スクリーンショット 2025-08-14 16.03.12.png

Azure ポリシーのコンソールからは、「コンプライアンス対応」のステータスになっていることを確認できました。
スクリーンショット 2025-08-15 8.43.37.png

コンプライアンス非対応の修復

最後に、「コンプライアンス非対応」のステータスであるサブスクリプション (sandbox-01) に対して修復アクションを実行し、Microsoft Defender CSPM を有効にします。
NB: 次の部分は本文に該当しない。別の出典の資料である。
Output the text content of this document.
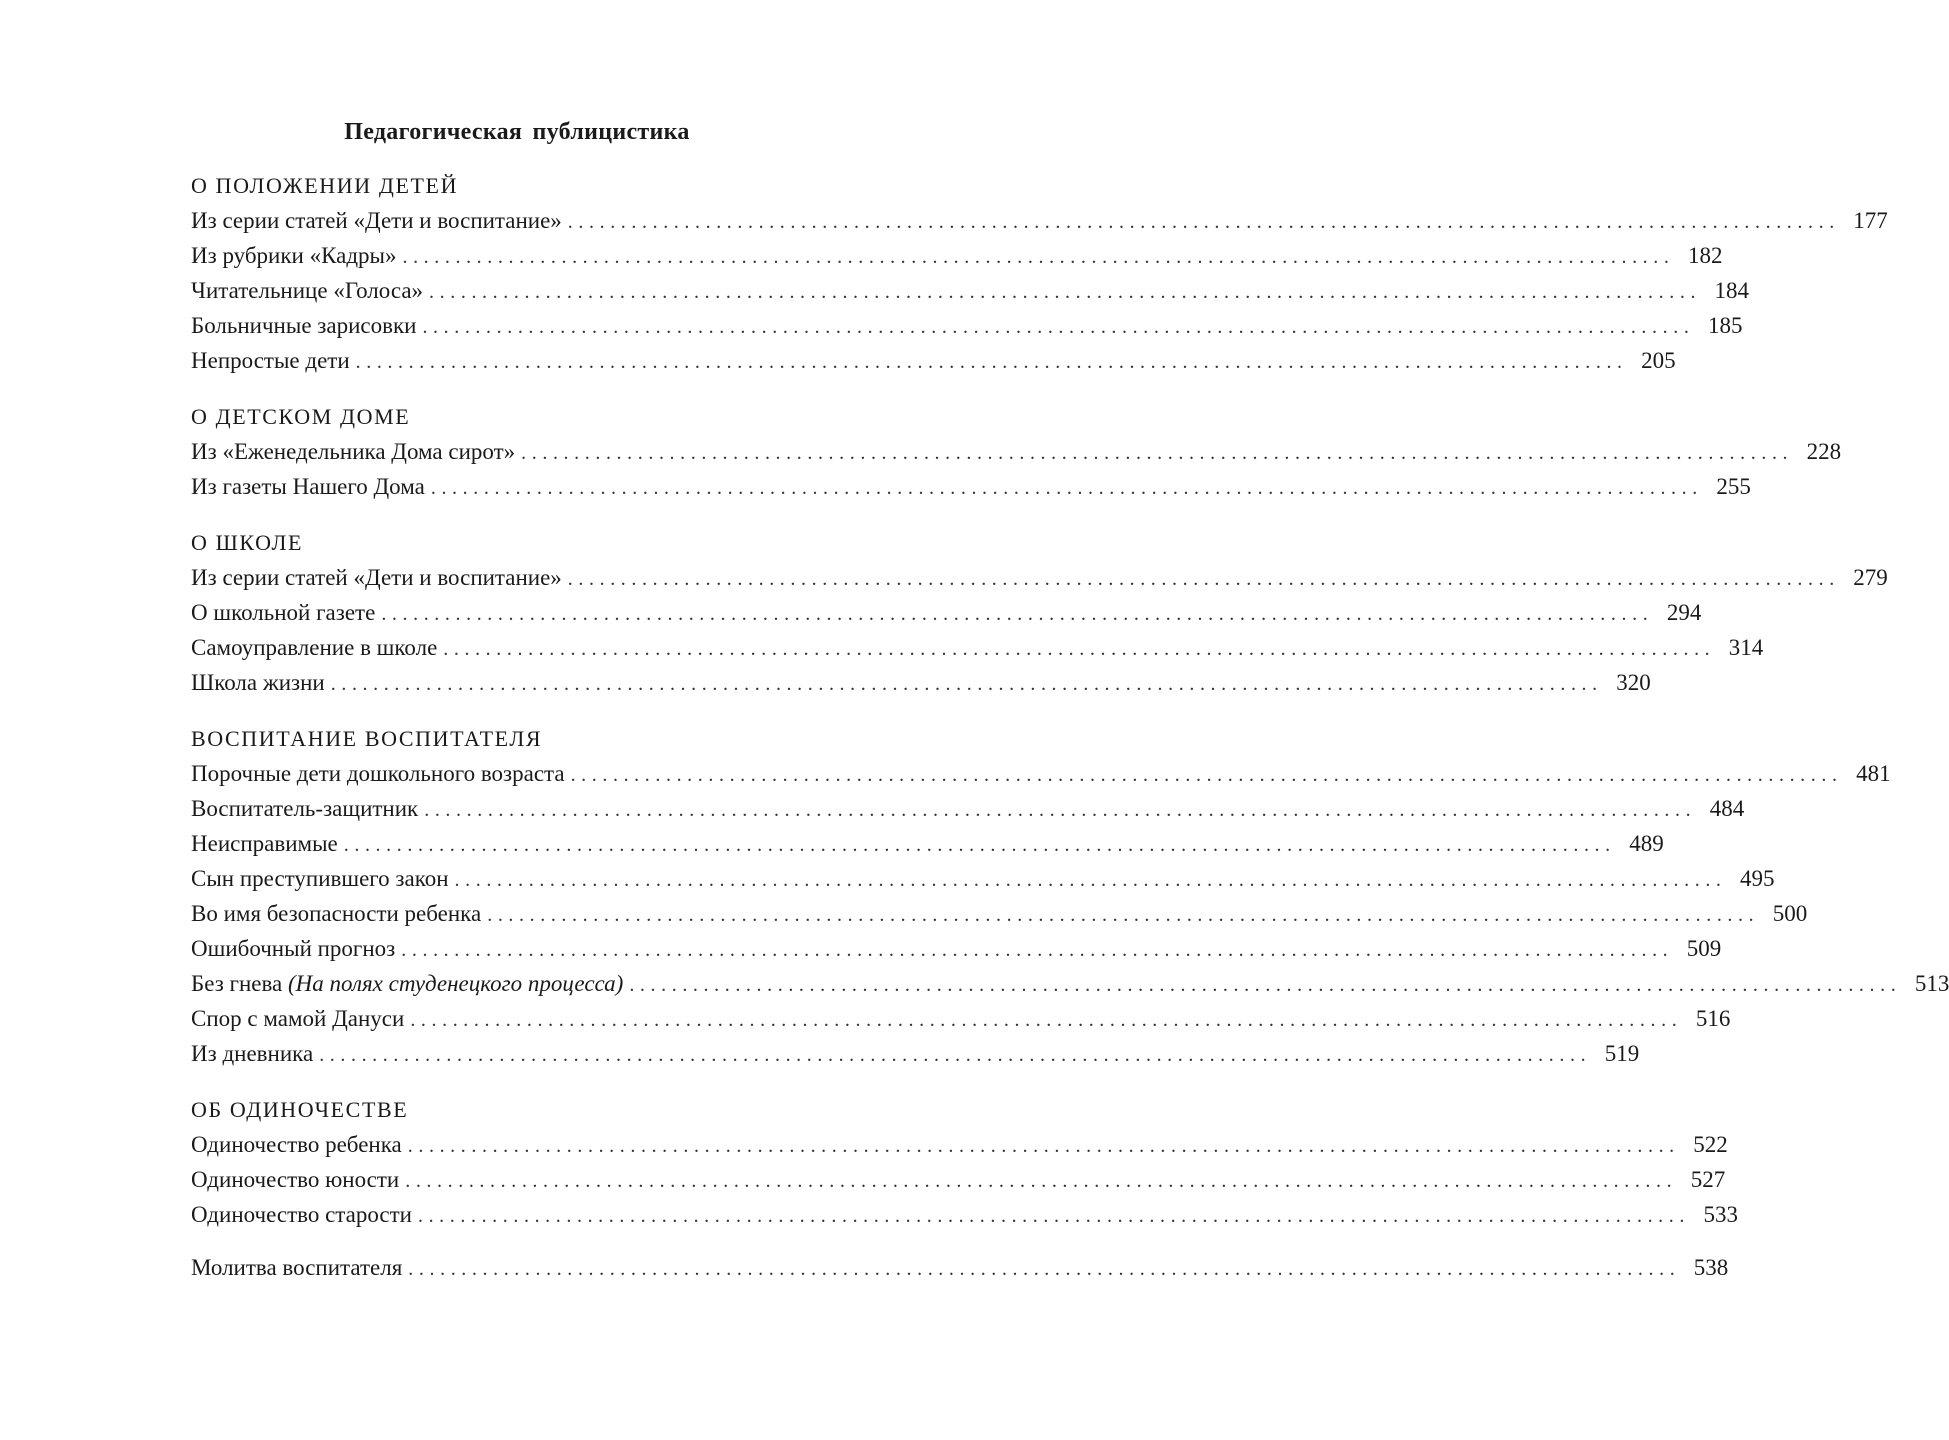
Педагогическая публицистика
О ПОЛОЖЕНИИ ДЕТЕЙ
Из серии статей «Дети и воспитание» ........................................................................................................................ 177
Из рубрики «Кадры» ........................................................................................................................ 182
Читательнице «Голоса» ........................................................................................................................ 184
Больничные зарисовки ........................................................................................................................ 185
Непростые дети ........................................................................................................................ 205
О ДЕТСКОМ ДОМЕ
Из «Еженедельника Дома сирот» ........................................................................................................................ 228
Из газеты Нашего Дома ........................................................................................................................ 255
О ШКОЛЕ
Из серии статей «Дети и воспитание» ........................................................................................................................ 279
О школьной газете ........................................................................................................................ 294
Самоуправление в школе ........................................................................................................................ 314
Школа жизни ........................................................................................................................ 320
ВОСПИТАНИЕ ВОСПИТАТЕЛЯ
Порочные дети дошкольного возраста ........................................................................................................................ 481
Воспитатель-защитник ........................................................................................................................ 484
Неисправимые ........................................................................................................................ 489
Сын преступившего закон ........................................................................................................................ 495
Во имя безопасности ребенка ........................................................................................................................ 500
Ошибочный прогноз ........................................................................................................................ 509
Без гнева (На полях студенецкого процесса) ........................................................................................................................ 513
Спор с мамой Дануси ........................................................................................................................ 516
Из дневника ........................................................................................................................ 519
ОБ ОДИНОЧЕСТВЕ
Одиночество ребенка ........................................................................................................................ 522
Одиночество юности ........................................................................................................................ 527
Одиночество старости ........................................................................................................................ 533
Молитва воспитателя ........................................................................................................................ 538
対象の割り当てのページから「修復タスクの作成」をクリックします。
スクリーンショット 2025-08-15 8.47.21.png

修復オプションを選択します。
「修復する特定のリソースを選択します」を選択することで、対象のリソースを特定して修復することができます。
スクリーンショット 2025-08-15 8.52.04.png

サブスクリプション (sandbox-01) を選択して「修復」をクリックします。
スクリーンショット 2025-08-15 8.52.32.png

Microsoft Defender for Cloud の設定を確認すると、sandbox-01のMicrosoft Defender CSPMが有効になっていました。
スクリーンショット 2025-08-15 8.56.54.png

Azure ポリシーのコンソールからは、「コンプライアンス対応」のステータスになってい流ことを確認できました。
スクリーンショット 2025-08-15 8.59.31.png

最後に

この記事では、組み込みのAzure PolicyであるMicrosoft Defender CSPM を有効にするように構成するを使ってみました。

組織内のサブスクリプション全てでMicrosoft Defender CSPM を有効にしたい場合にご参考になればと思います。